🤖 AI Summary
This study addresses the limitations of current retrieval-augmented generation (RAG) systems in handling complex engineering documents from the oil and gas industry—particularly multimodal,图文混排 P&ID diagrams—where suboptimal chunking strategies hinder performance. For the first time in a real-world oil and gas documentation setting, the authors systematically evaluate four chunking approaches: fixed sliding window, recursive, semantic breakpoint, and structure-aware chunking, comparing their retrieval effectiveness and computational overhead within an end-to-end RAG framework. Results demonstrate that structure-aware chunking significantly outperforms other methods by preserving logical document structure, achieving superior top-K retrieval metrics while incurring lower computational costs. Moreover, all text-only chunking strategies exhibit fundamental limitations when applied to multimodal documents like P&IDs, underscoring the necessity of integrating multimodal information for effective retrieval.
📝 Abstract
Retrieval-Augmented Generation (RAG) has emerged as a framework to address the constraints of Large Language Models (LLMs).

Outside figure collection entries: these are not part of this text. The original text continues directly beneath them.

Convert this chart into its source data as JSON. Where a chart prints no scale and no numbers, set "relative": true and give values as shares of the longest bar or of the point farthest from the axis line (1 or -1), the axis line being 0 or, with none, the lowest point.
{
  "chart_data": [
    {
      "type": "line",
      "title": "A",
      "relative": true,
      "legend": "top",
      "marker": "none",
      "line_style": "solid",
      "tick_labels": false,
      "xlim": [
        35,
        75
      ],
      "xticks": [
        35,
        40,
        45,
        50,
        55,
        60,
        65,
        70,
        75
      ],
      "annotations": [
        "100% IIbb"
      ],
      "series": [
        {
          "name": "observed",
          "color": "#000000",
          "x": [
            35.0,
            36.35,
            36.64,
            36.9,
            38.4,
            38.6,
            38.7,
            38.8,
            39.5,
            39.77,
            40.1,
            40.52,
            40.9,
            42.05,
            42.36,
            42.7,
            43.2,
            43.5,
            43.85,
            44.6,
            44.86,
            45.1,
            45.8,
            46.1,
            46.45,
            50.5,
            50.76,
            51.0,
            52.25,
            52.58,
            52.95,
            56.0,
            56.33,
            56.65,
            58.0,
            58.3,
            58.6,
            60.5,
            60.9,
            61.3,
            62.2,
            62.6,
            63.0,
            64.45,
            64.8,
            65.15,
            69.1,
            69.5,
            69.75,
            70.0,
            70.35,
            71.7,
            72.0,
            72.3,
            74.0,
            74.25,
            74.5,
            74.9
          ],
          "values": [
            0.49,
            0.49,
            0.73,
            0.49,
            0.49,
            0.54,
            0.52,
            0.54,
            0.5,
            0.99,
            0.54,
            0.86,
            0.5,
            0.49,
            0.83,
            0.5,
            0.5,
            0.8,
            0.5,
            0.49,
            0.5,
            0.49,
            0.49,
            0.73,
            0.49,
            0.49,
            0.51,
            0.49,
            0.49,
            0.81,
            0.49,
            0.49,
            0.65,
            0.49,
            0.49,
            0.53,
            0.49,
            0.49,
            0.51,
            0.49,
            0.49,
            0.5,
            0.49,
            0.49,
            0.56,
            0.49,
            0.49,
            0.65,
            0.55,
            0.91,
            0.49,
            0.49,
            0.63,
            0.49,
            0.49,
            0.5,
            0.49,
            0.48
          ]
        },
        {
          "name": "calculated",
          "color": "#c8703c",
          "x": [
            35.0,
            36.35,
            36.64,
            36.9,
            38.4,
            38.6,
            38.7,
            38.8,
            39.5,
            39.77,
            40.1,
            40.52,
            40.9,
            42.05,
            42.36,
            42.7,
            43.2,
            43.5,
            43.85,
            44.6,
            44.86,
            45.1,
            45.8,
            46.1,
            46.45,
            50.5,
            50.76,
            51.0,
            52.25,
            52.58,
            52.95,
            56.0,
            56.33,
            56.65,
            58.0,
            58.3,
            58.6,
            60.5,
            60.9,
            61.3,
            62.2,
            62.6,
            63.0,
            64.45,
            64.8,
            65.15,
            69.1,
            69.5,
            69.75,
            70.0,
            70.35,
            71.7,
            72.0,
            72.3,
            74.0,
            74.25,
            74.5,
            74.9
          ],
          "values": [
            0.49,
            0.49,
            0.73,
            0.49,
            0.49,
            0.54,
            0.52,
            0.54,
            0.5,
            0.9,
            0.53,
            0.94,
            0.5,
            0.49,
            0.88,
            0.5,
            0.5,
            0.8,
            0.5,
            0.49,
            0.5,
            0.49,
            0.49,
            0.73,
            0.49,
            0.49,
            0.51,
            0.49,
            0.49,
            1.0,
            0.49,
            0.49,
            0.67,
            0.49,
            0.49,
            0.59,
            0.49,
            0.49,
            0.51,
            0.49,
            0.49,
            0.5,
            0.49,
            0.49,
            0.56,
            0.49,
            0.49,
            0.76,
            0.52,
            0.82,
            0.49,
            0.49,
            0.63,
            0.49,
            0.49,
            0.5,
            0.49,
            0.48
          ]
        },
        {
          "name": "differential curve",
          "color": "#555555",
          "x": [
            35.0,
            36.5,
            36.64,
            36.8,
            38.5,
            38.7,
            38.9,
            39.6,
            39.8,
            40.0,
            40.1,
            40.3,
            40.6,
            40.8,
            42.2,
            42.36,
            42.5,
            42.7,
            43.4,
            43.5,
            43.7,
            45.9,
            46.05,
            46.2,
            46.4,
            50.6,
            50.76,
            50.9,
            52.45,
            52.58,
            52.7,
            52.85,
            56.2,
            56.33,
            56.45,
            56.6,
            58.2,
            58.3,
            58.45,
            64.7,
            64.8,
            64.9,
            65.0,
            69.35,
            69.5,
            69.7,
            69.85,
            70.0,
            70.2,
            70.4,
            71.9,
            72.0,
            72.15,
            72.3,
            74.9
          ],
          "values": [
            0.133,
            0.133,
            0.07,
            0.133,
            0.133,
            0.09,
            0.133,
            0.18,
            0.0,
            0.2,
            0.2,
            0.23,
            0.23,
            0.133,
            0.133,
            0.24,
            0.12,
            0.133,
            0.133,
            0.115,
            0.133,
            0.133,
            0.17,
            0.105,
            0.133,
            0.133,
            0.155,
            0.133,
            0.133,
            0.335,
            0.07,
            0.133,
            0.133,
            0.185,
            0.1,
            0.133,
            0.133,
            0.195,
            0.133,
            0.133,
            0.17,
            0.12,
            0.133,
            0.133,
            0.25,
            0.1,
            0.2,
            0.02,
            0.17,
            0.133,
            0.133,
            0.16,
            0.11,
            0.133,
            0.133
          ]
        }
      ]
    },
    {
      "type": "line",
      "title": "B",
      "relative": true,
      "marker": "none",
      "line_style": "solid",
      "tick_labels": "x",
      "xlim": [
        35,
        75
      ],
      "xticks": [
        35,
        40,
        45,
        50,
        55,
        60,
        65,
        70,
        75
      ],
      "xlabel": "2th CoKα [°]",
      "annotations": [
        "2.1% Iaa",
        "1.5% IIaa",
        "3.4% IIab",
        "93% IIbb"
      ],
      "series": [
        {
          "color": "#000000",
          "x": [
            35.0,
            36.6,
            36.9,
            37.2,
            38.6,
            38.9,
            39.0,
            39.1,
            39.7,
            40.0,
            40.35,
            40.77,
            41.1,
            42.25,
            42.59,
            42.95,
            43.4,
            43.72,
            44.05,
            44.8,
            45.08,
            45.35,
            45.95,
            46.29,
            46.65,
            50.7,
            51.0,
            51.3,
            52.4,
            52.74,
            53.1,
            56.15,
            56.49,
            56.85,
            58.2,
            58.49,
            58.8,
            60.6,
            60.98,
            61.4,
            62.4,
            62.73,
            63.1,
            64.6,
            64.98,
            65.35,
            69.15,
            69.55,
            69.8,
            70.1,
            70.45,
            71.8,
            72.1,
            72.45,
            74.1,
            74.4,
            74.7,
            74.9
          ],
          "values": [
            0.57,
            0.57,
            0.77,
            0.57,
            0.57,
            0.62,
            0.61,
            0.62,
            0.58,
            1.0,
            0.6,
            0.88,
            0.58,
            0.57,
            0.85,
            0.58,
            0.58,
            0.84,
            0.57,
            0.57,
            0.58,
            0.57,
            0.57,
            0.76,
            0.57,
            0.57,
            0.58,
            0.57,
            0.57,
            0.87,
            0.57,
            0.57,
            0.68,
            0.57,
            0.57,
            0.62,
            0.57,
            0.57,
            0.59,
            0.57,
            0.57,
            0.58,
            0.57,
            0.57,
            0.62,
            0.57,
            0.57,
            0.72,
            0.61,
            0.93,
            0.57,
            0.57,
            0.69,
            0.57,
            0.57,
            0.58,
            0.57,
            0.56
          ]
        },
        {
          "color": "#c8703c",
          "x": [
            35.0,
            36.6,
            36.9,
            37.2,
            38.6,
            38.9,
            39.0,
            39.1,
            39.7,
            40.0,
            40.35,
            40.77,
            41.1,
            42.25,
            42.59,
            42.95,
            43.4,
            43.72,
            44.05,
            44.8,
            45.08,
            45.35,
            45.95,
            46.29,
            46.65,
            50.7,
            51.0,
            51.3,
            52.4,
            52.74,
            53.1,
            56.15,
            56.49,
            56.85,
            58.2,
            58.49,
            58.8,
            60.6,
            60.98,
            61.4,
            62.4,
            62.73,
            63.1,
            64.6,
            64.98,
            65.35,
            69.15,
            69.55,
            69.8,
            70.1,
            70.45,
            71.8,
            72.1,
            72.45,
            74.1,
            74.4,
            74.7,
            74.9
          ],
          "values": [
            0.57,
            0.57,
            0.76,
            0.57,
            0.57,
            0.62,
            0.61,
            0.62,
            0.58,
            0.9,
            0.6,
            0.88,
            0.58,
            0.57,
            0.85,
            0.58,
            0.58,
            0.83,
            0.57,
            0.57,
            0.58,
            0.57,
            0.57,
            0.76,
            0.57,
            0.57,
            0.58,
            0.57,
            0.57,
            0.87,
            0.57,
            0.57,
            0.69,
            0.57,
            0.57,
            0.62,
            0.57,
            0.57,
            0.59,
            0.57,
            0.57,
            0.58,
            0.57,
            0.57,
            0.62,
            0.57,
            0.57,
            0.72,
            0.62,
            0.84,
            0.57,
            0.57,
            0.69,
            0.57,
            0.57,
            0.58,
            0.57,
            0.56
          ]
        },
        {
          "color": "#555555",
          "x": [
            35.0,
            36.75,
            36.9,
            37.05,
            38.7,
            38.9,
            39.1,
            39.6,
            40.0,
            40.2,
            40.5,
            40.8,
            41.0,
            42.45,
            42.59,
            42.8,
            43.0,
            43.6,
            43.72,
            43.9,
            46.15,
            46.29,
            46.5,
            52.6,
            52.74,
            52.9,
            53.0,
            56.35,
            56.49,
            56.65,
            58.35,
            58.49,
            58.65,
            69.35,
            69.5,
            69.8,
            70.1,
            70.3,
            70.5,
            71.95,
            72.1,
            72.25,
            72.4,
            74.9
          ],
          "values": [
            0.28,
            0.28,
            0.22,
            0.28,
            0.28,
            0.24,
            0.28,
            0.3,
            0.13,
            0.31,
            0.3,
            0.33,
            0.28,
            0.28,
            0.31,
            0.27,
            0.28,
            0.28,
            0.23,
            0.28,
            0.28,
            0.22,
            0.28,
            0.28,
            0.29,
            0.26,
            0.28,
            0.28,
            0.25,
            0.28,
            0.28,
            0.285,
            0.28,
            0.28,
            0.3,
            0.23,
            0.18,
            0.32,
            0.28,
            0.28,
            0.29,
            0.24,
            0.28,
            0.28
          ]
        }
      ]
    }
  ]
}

Yet, its effectiveness fundamentally hinges on document chunking - an often-overlooked determinant of its quality. This paper presents an empirical study quantifying performance differences across four chunking strategies: fixed-size sliding window, recursive, breakpoint-based semantic, and structure-aware. We evaluated these methods using a proprietary corpus of oil and gas enterprise documents, including text-heavy manuals, table-heavy specifications, and piping and instrumentation diagrams (P and IDs). Our findings show that structure-aware chunking yields higher overall retrieval effectiveness, particularly in top-K metrics, and incurs significantly lower computational costs than semantic or baseline strategies. Crucially, all four methods demonstrated limited effectiveness on P and IDs, underscoring a core limitation of purely text-based RAG within visually and spatially encoded documents. We conclude that while explicit structure preservation is essential for specialised domains, future work must integrate multimodal models to overcome current limitations.